Elles demeurent enfiévrées, molles et lâches, après avoir tourné la dernière page et s’arrachent avec peine et pâmées des régions où l’auteur les avait conduites. Les réalités de la vie leur apparaissent, ensuite, plus plates et grossières ; et si, d’aventure, leur mari vient à passer, elles le trouvent vulgaire et sont prêtes à le haïr ; et si Bébé interrompt le cours de leurs rêveries d’une apostrophe joyeuse ou tendre le pauvre petit reçoit une rebuffade qui le fait rentrer dans le devoir et lui apprend que maman est de méchante humeur lorsqu’elle a lu de jolies histoires.

Peut-on dire, cependant, que les romans de d’Annunzio soient absolument inconvenants, et qu’il en faille défendre la lecture à toutes les femmes ? — Ce serait grand dommage. Ils s’adaptent mal, ou, plutôt, trop bien, aux tempéraments romanesques, voilà tout.

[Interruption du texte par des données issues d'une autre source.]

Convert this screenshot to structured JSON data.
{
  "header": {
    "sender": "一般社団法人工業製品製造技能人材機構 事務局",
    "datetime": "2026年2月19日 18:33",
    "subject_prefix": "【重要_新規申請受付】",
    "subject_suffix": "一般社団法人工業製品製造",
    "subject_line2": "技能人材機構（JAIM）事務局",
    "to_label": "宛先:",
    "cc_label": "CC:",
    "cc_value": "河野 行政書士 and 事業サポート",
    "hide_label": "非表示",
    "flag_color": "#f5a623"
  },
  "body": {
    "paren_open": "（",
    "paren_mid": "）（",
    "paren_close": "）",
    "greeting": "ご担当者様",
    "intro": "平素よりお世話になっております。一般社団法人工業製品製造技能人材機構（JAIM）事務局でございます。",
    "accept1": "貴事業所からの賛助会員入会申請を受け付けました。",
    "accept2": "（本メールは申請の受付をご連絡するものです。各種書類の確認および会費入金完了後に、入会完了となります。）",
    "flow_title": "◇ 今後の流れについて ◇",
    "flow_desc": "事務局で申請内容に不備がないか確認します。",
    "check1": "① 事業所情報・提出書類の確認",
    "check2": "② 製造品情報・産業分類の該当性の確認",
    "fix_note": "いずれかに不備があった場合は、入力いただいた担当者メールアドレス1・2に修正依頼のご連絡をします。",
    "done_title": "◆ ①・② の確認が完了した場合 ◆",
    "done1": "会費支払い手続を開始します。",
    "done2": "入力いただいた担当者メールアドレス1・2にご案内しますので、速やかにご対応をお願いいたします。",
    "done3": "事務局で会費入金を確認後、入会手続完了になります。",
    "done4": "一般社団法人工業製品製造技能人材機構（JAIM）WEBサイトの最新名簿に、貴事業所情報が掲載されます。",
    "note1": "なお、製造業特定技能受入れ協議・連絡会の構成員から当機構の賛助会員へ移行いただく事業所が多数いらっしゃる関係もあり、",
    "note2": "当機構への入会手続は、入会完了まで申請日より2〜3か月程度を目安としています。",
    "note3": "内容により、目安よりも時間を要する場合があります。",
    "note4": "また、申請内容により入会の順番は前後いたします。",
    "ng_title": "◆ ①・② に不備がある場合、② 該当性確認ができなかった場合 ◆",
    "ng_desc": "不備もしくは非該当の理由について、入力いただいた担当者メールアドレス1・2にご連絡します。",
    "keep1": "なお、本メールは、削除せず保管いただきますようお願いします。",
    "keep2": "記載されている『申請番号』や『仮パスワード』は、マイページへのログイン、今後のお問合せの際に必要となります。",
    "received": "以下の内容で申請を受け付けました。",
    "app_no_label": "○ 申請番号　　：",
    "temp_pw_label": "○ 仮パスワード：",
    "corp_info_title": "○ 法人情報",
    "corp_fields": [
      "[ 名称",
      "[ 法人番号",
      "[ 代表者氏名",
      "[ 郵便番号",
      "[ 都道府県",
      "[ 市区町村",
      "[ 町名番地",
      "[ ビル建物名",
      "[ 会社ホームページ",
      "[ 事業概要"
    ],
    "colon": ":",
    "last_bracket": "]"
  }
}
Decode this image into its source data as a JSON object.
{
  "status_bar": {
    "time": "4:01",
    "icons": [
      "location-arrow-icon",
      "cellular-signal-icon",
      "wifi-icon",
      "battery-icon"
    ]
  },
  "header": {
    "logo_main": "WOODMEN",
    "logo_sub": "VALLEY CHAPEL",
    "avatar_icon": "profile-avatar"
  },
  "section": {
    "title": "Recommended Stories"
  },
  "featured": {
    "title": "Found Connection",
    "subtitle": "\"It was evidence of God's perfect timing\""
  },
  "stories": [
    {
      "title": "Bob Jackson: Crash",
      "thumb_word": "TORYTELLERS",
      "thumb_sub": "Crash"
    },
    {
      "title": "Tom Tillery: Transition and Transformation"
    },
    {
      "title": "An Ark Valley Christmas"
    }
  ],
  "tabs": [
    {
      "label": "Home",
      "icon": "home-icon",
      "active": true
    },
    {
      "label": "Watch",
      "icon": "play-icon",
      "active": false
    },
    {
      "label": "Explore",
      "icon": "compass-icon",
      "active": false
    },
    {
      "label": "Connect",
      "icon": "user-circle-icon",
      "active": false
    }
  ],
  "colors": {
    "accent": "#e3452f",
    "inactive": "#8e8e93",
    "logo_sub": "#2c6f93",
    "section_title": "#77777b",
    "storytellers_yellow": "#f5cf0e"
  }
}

Je serais plus disposée à partager les romans en deux séries : ici, les livres sains ; là, les malsains ; et peut-être, sur la haute pile de ces derniers, glisserais-je beaucoup de livres « convenables », car malsain, dans ma pensée, veut dire bonnement qui ne va pas à la santé de votre imagination et n’est pas profitable au progrès de votre esprit.